New York 36

Development
- Designer: William E. Cook
- Location: United States
- Year: 1980
- No. built: 88
- Builder: W. D. Schock Corp
- Role: Racer
- Name: New York 36

Boat
- Displacement: 10,000 lb (4,536 kg)
- Draft: 6.33 ft (1.93 m)

Hull
- Type: monohull
- Construction: fiberglass
- LOA: 35.67 ft (10.87 m)
- LWL: 29.00 ft (8.84 m)
- Beam: 11.67 ft (3.56 m)
- Engine: Volvo 2002 13 hp (10 kW) diesel engine

Hull appendages
- Keel: fin keel
- Ballast: 4,200 lb (1,905 kg)
- Rudder: internally-mounted spade-type rudder

Rig
- Rig type: Bermuda rig
- I foretriangle height: 42.90 ft (13.08 m)
- J foretriangle base: 12.80 ft (3.90 m)
- P mainsail luff: 46.50 ft (14.17 m)
- E mainsail foot: 16.00 ft (4.88 m)

Sails
- Sailplan: fractional rigged sloop
- Mainsail area: 372.00 sq ft (34.560 m^{2})
- Jib/genoa area: 274.56 sq ft (25.507 m^{2})
- Total sail area: 646.56 sq ft (60.067 m^{2})

= New York 36 =

Sailboat class

The New York 36 is an American sailboat that was designed by William E. Cook as an International Offshore Rule (IOR), as well as a one design racer, which was first built in 1980.

==Production==
The design was built by W. D. Schock Corp in the United States, from 1980 until 1985, with 88 boats completed, but it is now out of production.

==Design==
The design came about as the result of some members of the New York Yacht Club (NYYC) asking Cook to design a boat specifically for one design racing at the club, but that would also be competitive in IOR handicap racing. Some of the production boats were sold to non-NYYC members on the US west coast.

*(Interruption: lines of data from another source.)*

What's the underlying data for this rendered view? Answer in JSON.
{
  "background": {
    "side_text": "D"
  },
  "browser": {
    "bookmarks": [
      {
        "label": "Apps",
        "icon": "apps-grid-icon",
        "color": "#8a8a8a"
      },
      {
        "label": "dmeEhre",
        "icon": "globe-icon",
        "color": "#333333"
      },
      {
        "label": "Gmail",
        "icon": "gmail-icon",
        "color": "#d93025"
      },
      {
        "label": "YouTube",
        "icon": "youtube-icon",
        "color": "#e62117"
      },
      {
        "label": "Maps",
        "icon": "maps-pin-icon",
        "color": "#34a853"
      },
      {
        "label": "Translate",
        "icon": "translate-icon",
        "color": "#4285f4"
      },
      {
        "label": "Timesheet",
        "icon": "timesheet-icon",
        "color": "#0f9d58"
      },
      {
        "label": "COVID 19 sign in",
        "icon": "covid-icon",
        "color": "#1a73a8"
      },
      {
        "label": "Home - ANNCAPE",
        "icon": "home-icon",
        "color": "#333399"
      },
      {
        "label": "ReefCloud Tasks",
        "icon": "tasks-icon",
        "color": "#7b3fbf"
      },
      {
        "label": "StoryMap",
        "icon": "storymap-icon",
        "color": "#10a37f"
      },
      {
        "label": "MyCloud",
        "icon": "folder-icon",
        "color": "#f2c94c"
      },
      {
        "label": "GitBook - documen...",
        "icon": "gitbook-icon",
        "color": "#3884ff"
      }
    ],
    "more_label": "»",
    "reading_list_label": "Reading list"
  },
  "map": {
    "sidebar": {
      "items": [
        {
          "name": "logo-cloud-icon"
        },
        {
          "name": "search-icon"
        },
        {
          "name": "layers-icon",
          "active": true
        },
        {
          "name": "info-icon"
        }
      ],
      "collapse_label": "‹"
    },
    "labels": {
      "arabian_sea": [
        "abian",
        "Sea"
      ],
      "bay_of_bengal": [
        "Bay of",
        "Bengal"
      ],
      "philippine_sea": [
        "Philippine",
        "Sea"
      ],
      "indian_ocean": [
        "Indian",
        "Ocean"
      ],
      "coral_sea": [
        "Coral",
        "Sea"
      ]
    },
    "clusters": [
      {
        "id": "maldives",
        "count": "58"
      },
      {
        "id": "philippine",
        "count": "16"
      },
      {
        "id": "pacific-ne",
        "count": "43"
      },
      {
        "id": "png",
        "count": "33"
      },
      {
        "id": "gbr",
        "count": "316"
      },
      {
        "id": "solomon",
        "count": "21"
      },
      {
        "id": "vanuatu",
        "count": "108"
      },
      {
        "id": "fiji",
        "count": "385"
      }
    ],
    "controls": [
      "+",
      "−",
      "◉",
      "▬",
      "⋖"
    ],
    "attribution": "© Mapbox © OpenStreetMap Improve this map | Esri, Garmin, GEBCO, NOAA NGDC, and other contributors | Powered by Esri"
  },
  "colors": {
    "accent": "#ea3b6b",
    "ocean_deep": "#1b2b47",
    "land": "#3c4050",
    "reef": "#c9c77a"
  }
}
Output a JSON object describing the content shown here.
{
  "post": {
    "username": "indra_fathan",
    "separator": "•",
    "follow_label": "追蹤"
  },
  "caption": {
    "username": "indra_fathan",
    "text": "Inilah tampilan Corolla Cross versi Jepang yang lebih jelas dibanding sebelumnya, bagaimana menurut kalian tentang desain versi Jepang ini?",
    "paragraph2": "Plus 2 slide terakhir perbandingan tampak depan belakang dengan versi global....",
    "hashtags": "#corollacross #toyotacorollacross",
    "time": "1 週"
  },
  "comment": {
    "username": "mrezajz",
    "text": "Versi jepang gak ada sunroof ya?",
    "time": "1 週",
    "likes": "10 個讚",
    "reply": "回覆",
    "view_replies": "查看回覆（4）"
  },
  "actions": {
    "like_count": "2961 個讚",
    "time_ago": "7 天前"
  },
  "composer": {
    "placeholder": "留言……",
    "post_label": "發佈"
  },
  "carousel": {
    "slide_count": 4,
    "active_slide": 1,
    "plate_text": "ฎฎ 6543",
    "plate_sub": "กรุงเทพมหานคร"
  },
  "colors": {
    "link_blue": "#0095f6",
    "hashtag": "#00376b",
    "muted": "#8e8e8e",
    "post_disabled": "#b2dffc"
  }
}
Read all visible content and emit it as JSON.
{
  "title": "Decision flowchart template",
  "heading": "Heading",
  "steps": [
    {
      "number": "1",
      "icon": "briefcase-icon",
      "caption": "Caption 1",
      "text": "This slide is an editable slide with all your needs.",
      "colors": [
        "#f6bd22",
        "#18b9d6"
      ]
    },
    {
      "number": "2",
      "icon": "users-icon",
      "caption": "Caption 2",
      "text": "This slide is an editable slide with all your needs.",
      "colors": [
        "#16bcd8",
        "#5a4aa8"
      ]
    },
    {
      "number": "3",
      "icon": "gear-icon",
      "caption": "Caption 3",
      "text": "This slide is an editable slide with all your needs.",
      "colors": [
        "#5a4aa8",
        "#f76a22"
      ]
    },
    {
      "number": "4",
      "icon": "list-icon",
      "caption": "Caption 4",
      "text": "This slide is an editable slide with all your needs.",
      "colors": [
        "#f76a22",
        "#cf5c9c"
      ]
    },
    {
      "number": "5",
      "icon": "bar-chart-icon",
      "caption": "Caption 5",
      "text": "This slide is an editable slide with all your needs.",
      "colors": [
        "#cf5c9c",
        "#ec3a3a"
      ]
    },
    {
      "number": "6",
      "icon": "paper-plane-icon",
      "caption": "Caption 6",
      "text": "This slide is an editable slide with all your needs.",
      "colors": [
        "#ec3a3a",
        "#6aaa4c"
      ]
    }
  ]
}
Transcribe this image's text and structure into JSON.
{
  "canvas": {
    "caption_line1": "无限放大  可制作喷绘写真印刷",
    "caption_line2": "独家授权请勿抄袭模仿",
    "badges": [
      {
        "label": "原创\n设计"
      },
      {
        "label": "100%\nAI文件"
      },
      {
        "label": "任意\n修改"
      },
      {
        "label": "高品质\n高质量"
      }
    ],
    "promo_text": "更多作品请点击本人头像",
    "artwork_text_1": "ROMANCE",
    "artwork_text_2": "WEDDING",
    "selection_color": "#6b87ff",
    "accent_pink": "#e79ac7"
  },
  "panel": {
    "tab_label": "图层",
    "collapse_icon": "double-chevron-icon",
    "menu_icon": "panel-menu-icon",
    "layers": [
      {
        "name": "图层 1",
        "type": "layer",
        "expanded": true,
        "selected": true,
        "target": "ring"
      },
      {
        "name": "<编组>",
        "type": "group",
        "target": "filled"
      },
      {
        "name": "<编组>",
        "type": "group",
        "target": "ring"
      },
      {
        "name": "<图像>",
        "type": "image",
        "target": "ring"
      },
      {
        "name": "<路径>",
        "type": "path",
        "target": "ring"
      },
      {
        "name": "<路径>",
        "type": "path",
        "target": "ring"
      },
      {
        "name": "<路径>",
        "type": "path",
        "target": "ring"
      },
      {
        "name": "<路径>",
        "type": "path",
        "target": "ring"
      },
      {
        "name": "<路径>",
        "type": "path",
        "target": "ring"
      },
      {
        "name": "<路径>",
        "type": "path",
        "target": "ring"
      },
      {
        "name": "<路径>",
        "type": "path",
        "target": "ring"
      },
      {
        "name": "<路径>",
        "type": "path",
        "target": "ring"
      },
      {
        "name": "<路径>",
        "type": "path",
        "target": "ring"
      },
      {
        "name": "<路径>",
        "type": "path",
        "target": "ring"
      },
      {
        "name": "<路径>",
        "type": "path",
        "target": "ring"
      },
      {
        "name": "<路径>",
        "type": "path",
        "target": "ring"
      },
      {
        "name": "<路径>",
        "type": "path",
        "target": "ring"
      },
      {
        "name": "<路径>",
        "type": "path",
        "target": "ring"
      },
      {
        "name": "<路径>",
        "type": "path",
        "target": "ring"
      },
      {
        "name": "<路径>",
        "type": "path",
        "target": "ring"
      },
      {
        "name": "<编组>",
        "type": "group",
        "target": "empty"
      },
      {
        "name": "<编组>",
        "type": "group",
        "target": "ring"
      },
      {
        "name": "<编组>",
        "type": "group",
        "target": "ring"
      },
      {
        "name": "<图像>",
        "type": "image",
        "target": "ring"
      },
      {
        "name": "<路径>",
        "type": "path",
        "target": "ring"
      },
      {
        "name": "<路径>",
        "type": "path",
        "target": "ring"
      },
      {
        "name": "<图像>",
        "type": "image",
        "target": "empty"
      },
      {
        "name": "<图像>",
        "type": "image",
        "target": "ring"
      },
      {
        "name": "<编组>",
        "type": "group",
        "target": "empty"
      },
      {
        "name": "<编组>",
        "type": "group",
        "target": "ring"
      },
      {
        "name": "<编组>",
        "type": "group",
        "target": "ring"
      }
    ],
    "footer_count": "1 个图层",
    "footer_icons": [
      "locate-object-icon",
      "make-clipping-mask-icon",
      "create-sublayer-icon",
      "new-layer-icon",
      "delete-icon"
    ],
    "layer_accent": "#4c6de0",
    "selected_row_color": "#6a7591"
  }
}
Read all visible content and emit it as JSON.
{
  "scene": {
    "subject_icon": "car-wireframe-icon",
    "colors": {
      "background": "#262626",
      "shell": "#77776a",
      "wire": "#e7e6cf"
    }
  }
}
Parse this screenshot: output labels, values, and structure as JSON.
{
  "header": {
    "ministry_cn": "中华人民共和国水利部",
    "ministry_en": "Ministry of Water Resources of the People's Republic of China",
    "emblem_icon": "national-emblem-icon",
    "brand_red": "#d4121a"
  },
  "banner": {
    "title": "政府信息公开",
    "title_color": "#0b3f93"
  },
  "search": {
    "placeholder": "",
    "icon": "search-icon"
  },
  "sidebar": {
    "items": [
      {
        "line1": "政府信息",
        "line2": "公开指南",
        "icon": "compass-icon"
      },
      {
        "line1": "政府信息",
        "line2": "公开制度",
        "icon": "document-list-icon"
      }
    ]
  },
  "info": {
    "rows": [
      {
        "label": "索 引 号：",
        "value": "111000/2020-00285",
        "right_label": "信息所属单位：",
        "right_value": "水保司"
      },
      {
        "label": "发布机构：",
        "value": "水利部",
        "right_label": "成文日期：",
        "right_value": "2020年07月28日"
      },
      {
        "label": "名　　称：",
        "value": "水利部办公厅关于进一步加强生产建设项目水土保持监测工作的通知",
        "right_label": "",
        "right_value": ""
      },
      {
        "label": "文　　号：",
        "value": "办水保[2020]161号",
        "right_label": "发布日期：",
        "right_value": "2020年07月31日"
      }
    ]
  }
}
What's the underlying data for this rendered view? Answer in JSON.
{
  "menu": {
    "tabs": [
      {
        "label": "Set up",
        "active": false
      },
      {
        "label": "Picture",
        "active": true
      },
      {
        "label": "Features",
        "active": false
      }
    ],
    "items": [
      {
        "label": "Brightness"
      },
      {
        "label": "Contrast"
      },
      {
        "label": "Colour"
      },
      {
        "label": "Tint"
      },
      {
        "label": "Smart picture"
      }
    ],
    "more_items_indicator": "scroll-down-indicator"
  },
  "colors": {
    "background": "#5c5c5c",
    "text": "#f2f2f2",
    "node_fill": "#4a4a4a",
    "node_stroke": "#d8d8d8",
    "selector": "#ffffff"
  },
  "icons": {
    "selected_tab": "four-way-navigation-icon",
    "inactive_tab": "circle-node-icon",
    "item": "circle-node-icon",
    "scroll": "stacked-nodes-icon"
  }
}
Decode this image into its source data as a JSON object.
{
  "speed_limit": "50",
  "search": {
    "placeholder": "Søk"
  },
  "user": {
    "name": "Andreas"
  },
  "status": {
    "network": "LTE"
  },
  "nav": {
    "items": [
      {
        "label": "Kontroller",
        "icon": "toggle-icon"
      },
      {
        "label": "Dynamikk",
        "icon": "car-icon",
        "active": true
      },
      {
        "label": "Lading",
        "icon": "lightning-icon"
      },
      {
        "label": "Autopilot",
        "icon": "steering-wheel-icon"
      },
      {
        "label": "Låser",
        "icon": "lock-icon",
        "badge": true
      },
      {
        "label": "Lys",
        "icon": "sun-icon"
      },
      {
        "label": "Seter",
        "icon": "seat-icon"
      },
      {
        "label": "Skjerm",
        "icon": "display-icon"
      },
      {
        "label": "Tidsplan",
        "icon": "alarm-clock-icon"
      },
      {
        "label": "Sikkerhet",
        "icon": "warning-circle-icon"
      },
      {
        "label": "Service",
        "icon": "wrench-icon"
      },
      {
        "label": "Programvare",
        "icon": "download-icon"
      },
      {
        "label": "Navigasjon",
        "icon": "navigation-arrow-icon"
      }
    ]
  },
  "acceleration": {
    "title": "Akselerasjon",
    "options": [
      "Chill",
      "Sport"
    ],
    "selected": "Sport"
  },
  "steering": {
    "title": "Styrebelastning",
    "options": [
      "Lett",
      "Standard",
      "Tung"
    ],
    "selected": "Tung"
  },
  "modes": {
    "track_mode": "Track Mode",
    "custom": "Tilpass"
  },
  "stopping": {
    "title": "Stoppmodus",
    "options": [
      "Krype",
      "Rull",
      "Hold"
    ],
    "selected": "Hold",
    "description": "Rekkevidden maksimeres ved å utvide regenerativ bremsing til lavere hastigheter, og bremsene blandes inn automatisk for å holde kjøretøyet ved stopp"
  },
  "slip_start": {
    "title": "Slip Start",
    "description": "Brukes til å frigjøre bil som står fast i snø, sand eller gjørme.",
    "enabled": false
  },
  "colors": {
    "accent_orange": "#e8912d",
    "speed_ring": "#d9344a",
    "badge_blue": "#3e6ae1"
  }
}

Cook based the boat on his 1980 IOR One Ton class racer Firewater. The New York 36 used a taller mast for the lighter wind conditions found on western Long Island Sound, where it was anticipated the design would be raced and a cruising interior.

The New York 36 is a racing keelboat, built predominantly of fiberglass, with wood trim. It has a fractional sloop rig, a raked stem, a sharply reverse transom, an internally mounted spade-type rudder controlled by a tiller and a fixed fin keel. It displaces 10000 lb and carries 4200 lb of ballast.

The boat has a draft of 6.33 ft with the standard keel fitted.

The boat is fitted with a Swedish Volvo 2002 diesel engine of 13 hp for docking and maneuvering. The fuel tank holds 20 u.s.gal and the fresh water tank has a capacity of 40 u.s.gal.

The design has sleeping accommodation for six people, with a double "V"-berth in the bow cabin, a U-shaped settee and two aft quarter berths in the main cabin. The galley is located on the port side amidships. The galley is L-shaped and is equipped with a two-burner stove, icebox and a sink. A navigation station is opposite the galley, on the starboard side. The head is located just aft of the bow cabin on the port side and includes a shower.

The design has a hull speed of 7.28 kn.

==Operational history==
At the NYYC the design was raced as part of the annual NYYC Cruise throughout the 1980s.

Some of the production boats that were sold to non-NYYC members on the US west coast were raced as a one design class there for a period of time.